Dow’s Worst Stock In 2017: Time to Buy?

General Electric (NYSE: GE) is the worst-performing Dow stock so far this year, down over 20% year-to-date. But in a major transformation, GE has sold off the bulk of its massive financial arm, GE Capital, and it also has a new CEO.

GE has suffered from weak performance across many of its markets, especially oil and gas. Investors have sold the stock as a result.

With the stock hammered in 2017, it could be a buying opportunity. Here’s why.

GE Reinvents Itself

GE, whose roots go back to Thomas Edison, today has annual revenue of approximately $180 billion. GE’s market capitalization is over $200 billion.

The industrial behemoth is exposed to virtually every industrial business line in the global economy. Its businesses include power, aviation, oil & gas, health care, transportation, lighting and renewable energy.

No business can last longer than a century without reinventing itself from time to time, and GE is no different.

Over a decade, GE’s financial business GE Capital became more of a liability than an asset. GE Capital nearly brought GE to the brink of collapse during the 2008 financial crisis and it lost over $1 billion last year alone.

GE’s growth had ground to a halt. Organic revenue was flat in 2016, as were GE earnings.

Now, GE it could come back to life. As it offloads most of GE Capital, GE becomes more efficient. GE Capital did not have consistent profits. The “new” GE Capital will carry much less risk.

The Leaner, Meaner GE

Now GE is nimbler and more likely to generate growth as it focuses on its core businesses. Demand for GE’s industrial products and services remains strong. GE ended last quarter with a nearly $330 billion backlog.
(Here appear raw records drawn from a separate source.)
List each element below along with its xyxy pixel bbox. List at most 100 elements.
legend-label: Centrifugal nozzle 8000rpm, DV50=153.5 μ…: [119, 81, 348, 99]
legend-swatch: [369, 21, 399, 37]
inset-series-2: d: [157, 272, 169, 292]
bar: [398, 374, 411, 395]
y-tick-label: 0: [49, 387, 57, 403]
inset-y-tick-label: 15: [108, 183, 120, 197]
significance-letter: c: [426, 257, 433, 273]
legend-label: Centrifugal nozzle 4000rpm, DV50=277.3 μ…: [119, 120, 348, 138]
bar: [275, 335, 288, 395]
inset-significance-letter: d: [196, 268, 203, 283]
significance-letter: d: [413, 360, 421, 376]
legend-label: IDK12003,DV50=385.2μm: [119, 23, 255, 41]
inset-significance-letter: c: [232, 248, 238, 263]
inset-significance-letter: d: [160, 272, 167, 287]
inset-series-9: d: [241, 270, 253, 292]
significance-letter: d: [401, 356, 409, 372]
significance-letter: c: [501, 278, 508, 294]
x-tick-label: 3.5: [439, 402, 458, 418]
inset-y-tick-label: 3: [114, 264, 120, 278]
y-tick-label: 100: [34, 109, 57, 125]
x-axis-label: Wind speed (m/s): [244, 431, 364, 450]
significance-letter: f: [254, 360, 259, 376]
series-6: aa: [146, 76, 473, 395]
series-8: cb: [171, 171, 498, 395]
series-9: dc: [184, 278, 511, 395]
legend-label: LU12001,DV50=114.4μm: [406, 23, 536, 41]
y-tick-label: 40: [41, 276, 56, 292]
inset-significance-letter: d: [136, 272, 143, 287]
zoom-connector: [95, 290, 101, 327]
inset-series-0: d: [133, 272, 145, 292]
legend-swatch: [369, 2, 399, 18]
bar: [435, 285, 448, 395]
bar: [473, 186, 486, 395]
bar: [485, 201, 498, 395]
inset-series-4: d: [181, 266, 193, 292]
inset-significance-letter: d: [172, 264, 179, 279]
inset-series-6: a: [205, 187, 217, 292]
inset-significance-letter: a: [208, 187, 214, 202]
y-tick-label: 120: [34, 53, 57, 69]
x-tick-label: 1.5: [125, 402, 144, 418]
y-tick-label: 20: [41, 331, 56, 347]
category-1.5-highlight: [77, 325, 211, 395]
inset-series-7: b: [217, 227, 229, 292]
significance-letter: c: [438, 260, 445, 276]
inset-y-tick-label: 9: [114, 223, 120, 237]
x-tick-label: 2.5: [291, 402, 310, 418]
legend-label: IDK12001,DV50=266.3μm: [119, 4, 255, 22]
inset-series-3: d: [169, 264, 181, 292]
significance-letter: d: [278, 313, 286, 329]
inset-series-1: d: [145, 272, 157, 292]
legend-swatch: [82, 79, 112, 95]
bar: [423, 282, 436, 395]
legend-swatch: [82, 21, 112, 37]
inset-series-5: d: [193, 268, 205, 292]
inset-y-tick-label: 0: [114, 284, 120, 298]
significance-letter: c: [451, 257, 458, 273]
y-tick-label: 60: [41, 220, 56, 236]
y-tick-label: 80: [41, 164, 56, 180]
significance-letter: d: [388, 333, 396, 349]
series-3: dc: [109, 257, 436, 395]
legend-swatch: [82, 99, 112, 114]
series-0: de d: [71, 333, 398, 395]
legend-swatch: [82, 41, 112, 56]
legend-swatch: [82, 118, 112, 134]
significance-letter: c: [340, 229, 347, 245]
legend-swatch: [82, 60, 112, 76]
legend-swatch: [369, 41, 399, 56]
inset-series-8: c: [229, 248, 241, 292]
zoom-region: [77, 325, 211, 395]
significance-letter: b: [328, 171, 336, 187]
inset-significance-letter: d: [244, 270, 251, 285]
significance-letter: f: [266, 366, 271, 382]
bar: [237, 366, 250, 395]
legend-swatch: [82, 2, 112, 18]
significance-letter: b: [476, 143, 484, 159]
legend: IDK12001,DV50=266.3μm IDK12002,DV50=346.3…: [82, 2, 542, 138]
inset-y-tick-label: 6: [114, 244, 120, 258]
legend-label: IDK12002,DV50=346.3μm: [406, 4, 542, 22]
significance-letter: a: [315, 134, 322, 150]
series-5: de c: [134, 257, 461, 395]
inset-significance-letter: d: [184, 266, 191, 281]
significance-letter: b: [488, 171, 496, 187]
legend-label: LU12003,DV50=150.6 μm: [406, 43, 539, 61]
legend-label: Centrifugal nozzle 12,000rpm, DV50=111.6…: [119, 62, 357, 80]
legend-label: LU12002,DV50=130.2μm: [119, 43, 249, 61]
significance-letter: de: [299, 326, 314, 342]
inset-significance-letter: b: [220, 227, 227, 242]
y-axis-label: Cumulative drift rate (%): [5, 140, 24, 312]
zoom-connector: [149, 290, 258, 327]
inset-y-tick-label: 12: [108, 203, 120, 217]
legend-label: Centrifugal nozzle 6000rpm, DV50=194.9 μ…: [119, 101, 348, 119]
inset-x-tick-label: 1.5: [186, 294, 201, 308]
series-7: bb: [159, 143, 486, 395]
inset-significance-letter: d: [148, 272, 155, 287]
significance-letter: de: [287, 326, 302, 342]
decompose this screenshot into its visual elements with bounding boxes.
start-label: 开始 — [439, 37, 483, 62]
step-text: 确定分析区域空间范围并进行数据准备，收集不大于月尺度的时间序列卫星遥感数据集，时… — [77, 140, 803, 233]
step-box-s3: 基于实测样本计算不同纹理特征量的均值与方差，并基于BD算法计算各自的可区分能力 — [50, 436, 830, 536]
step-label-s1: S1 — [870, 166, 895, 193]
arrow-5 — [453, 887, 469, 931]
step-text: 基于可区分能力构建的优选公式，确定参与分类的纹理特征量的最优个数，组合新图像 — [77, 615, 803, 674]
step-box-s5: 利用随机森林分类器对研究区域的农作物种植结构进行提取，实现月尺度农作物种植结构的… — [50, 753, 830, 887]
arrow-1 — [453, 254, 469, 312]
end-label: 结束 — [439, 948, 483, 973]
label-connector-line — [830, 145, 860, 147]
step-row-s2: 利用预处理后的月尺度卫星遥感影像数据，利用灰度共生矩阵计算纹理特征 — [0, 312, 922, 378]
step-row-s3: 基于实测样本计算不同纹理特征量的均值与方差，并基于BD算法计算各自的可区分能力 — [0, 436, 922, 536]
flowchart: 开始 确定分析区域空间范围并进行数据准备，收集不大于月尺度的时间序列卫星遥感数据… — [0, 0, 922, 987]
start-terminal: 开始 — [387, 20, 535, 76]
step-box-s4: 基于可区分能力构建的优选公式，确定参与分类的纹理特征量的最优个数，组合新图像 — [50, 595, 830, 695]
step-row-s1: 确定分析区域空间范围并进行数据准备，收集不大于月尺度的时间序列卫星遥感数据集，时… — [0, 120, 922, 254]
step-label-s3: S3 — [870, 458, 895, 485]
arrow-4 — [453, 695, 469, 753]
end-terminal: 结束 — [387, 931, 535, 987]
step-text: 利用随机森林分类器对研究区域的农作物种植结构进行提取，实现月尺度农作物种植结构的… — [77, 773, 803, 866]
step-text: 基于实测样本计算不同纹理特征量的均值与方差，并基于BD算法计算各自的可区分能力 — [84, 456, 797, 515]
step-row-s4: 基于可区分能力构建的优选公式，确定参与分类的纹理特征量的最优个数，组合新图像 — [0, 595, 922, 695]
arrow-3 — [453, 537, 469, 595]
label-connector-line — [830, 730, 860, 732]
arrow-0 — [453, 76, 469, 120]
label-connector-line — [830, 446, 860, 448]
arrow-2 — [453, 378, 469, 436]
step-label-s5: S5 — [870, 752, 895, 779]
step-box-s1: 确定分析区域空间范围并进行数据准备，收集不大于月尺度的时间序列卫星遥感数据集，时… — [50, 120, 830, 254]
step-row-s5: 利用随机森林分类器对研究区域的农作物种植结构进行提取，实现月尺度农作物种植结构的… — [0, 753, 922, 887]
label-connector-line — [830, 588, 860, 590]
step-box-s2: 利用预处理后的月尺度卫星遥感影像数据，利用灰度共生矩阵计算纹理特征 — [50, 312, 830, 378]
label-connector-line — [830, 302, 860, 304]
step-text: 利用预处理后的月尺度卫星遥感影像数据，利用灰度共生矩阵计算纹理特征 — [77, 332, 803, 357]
GE’s oil and gas business were hammered last year with revenue falling more than 20%. But now, oil and gas prices are on the rise, And, GE has seen continued growth across its other businesses, including health care.

GE’s organic revenue increased 4% in 2017’s first half, and operating profit rose 11% in that period. For 2017, GE expects organic revenue growth of 3% to 5%. On an adjusted basis, earnings are expected to grow 7% to 14% for the year, to $1.60 to $1.70.

Plus, GE’s huge divestments have GE flush with cash. It is using a significant portion of the proceeds to return cash to shareholders. GE returned $7.8 billion to investors over the first half of 2017, $3.6 billion of which was through share repurchases.

GE Dividend Is a Draw

In addition to share repurchases, the GE dividend yield is a hefty 4%. And, the dividend is fully covered by earnings. Using GE’s forecast of earnings for 2017, the current annual dividend payout of $0.96 represents less than 60% of EPS. This could even leave room for future GE dividend increases, since GE’s earnings are likely to grow.

The bottom line, is that while GE’s stock has declined this year, the stock has a much better outlook. Investors can use the market’s short-term pessimism to buy this high-quality blue-chip stock at a discount.